George Eliot Review Online
Date of this Version
1988
Document Type
Article
Citation
The George Eliot Review 19 (1988)
Abstract
There has been no lack of awareness in modern criticism of the complexities and surprises of George Eliot's careful structuring of Middlemarch, particularly when it is presented in terms of duality. I will quote here only one very representative example, from W.}. Harvey's introduction to the Penguin edition of the novel:
It is not difficult to discern the pattern of this network (of parallels and contrasts). The contrast between Rosamond and Mary Garth, or between Rosamond and Dorothea; the combined parallel and contrast between the researches of Casaubon and Lydgate (both of them searching for a "key"); the way in which Brooke's butterfly mind and cluttered pigeon-holes become a comic analogue to their scholarly endeavours; the varying and unpredictable results of Casaubon's and Featherstone's wills- -these are just a few of the strands in the total web.(1)
But the symmetrical quality of this kind of analysis, whilst undoubtedly elegant, may come to seem too static (whether itis Eliot herself or not who comes to be blamed as excessively schematic). The dialectics of nineteenth century history and Sociology are productive, beyond simple duality, of third terms, in which synthesis may be less the resolution of conflict than its extension or evolution. The metaphor of "web" itself, used by both Eliot and Harvey, points beyond duality to a multi-pointed complexity.
Middlemarch begins, for Dorothea, with a triangular relationship, in which her sister, Celia, plays the role of resolving third party to the blocked embarrassment of her rejection of Sir lames.
This relatively uncomplicated movement gives place to, and is indeed itself in part shifted by, a three-way tension of much greater importance to the heroine, involving her first in the maturing disillusionment of marriage with Casaubon, and then at last more happily, in the romance and sacrifice of marriage with Ladislaw.
This central triangle, in which Casaubon comes to play an ignoble and ludicrous part as jealous husband, may be offset by a more obscure relationship, in which Farebrother, George Eliot's surprisingly exemplary clergyman, plays a generous, pastoral role of self-effacement in his sustained, heroic encouragement of Fred Vincy to become worthy of Mary.
It is not perhaps surprising to find such three-part patterns in a novel which intends to make at last so full and honest an exploration of marriage.

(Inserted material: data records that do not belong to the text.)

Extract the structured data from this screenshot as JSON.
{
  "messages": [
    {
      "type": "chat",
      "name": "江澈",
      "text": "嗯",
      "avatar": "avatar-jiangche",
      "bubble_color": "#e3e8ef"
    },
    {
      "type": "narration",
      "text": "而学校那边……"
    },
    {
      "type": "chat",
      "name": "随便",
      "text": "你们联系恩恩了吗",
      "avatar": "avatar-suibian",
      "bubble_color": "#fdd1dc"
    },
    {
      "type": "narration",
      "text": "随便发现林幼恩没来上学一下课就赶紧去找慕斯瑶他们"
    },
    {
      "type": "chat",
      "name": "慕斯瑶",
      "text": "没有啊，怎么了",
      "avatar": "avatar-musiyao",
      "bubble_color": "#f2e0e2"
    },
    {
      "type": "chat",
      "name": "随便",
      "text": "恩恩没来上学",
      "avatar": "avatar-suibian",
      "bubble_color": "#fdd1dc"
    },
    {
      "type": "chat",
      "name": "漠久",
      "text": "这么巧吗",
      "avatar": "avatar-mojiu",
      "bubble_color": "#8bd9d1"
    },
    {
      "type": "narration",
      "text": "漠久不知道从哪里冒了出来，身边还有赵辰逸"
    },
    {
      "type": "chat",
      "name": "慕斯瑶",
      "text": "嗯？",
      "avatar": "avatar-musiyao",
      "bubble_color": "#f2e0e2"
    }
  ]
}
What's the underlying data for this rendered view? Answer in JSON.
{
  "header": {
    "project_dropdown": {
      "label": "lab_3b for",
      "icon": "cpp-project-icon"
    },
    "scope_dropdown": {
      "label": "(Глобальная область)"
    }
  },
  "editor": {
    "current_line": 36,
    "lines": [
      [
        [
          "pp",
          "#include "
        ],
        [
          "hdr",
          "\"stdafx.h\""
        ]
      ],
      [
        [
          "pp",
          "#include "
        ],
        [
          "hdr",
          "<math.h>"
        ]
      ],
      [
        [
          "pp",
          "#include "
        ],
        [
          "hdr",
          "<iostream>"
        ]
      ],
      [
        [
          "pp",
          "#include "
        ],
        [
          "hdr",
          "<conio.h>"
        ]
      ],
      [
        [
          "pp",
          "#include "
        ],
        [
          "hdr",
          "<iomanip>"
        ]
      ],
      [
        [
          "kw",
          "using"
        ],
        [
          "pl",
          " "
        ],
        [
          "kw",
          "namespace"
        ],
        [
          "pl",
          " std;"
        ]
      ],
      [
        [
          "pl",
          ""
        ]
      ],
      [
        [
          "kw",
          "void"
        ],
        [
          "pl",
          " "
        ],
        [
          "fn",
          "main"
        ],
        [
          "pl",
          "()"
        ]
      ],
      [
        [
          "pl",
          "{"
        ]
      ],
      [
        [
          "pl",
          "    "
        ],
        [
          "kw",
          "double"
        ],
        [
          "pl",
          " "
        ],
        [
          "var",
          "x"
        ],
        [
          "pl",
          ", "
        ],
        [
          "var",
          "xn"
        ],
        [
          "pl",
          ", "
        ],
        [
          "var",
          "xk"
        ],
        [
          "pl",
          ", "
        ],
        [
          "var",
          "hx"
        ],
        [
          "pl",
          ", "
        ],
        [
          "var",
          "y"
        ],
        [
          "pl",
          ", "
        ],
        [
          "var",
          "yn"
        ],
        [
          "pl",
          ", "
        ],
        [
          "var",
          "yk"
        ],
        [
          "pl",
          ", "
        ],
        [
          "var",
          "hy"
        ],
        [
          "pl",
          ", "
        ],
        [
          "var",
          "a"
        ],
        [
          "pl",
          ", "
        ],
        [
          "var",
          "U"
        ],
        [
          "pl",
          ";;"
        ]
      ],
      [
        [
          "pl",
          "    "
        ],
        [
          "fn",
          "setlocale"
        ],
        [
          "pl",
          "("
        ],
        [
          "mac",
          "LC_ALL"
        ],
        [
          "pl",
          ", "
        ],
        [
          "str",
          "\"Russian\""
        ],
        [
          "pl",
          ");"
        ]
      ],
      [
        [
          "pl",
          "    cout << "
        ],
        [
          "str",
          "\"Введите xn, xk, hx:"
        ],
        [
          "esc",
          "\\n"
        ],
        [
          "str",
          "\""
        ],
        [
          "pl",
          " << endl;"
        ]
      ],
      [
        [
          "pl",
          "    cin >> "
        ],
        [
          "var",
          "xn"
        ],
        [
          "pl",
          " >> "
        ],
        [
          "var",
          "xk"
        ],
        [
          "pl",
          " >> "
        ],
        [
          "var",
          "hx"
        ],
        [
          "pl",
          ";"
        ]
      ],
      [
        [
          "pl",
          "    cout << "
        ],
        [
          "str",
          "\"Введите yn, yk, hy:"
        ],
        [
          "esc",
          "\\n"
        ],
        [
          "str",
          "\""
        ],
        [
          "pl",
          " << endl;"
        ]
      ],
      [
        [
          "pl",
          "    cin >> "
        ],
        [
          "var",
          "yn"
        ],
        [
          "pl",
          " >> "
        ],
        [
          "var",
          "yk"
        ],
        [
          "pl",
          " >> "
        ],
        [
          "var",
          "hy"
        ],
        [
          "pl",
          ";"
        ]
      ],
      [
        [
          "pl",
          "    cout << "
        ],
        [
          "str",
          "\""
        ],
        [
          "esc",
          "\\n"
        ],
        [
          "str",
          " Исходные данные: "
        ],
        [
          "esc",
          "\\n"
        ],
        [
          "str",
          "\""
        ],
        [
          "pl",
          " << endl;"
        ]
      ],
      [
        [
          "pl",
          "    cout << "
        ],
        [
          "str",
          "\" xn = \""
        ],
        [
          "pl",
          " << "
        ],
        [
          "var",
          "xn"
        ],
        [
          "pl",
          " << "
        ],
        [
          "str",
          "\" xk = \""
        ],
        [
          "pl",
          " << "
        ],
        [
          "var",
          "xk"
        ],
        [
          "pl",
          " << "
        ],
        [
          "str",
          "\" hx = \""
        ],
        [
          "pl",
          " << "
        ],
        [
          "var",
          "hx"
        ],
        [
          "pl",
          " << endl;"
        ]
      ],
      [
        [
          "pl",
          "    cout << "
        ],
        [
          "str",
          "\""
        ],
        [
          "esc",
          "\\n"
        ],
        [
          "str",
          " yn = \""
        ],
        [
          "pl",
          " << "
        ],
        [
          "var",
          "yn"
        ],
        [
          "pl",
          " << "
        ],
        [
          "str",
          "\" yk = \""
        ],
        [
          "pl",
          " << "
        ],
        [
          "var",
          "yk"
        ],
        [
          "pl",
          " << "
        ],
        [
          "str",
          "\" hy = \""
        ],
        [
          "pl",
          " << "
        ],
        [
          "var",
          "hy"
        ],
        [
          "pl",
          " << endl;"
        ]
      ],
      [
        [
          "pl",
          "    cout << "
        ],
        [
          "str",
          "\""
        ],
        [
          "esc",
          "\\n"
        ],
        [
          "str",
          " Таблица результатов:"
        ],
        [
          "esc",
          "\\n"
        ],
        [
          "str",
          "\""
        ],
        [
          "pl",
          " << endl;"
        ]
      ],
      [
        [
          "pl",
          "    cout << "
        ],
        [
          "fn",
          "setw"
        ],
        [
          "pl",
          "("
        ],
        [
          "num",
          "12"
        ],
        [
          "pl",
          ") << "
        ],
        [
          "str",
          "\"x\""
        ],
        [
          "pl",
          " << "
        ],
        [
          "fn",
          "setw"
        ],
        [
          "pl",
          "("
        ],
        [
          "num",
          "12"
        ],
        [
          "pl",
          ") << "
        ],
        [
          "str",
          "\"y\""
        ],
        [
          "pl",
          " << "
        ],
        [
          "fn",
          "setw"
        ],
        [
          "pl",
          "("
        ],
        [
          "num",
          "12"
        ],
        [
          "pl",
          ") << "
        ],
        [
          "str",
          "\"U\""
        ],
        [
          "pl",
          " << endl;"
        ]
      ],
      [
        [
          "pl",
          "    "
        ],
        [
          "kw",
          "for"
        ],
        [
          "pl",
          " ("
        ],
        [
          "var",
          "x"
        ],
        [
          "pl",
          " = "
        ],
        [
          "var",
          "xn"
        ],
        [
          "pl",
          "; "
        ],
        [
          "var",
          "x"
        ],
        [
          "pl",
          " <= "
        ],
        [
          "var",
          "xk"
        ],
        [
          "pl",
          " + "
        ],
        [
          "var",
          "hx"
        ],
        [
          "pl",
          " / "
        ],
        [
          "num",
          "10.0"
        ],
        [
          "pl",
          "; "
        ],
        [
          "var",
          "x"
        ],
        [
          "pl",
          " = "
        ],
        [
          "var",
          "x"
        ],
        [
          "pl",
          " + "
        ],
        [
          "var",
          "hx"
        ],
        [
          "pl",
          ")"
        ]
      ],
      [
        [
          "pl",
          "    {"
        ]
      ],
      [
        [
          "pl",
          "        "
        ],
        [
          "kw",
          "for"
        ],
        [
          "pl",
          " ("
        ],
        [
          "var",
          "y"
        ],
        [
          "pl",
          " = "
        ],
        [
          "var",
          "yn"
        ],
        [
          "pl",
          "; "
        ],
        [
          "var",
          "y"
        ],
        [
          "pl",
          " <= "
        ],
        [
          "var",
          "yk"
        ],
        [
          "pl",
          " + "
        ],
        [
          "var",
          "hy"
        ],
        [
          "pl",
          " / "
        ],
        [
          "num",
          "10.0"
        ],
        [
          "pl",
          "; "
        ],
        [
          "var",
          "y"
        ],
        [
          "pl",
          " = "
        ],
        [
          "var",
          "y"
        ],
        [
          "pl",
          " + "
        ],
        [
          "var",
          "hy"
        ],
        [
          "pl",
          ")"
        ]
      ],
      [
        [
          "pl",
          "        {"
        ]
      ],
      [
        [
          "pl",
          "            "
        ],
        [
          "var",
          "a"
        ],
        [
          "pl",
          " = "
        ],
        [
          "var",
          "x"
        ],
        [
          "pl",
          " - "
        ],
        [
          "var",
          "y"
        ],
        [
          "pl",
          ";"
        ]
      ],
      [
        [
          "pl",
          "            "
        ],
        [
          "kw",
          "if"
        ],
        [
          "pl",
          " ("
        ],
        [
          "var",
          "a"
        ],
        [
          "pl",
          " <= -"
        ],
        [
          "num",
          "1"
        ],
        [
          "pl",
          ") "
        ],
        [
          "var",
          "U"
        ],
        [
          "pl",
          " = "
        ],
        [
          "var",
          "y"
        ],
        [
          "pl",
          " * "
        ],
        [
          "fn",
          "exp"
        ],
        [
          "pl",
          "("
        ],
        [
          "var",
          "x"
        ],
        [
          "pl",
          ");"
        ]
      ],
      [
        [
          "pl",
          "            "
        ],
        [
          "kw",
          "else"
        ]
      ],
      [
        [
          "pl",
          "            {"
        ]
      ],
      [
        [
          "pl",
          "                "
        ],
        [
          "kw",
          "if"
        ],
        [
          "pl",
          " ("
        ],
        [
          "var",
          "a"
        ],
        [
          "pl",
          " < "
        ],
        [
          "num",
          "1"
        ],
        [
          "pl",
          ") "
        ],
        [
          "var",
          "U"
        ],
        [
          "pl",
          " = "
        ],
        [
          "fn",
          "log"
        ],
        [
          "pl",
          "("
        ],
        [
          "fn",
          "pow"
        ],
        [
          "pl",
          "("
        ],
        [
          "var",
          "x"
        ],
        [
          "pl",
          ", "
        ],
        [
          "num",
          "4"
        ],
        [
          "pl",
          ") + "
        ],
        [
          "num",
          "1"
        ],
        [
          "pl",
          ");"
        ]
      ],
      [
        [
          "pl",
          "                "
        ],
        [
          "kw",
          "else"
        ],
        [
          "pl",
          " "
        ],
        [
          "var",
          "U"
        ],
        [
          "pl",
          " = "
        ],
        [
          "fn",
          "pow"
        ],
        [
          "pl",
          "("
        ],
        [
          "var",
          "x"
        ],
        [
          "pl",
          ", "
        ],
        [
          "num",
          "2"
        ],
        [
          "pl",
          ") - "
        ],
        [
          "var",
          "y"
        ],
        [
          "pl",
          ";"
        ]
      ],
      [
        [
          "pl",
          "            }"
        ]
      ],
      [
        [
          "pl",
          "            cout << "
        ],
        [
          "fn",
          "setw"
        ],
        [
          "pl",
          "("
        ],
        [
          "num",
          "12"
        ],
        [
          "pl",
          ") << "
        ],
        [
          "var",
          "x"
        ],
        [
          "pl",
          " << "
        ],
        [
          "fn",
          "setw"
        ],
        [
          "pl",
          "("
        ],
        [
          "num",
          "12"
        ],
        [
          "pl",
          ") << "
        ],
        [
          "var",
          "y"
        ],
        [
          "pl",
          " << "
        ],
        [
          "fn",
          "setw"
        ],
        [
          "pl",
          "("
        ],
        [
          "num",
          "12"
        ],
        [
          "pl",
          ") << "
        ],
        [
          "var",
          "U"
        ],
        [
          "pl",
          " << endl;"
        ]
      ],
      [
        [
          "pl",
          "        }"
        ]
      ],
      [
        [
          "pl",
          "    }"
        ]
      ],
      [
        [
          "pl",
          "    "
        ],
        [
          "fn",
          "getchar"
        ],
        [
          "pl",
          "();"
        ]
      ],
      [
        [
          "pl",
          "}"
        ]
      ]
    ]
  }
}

The bourgeois family, spreading out in variety and influence far beyond the bounds of Middlemarch, can be characteristically seen as triangular, from its sublimest manifestation in the Holy Family, to farcical presentations of adulterous lovers and deceived or outraged husbands. Even the mother-in-law of the stand -up comedian can be seen as having a place in this perspective.
George Eliot, in her own life, was fully, even painfully experienced in the triangularity of marriage. In her decisive relationship with Lewes, she was the second, illegitimate wife, opposed by the scandalous legitimacy of Agnes. She was also, in many respects more effectively than Agnes, the mother of George' s grown, or growing children.
Her earlier involvement with Chapman had similarly been multi-triangular. His large house in the Strand, in which Marian Evans took a room in November 1850, already contained his wife, two of his children, and their governess, who was also Chapman' s mistress.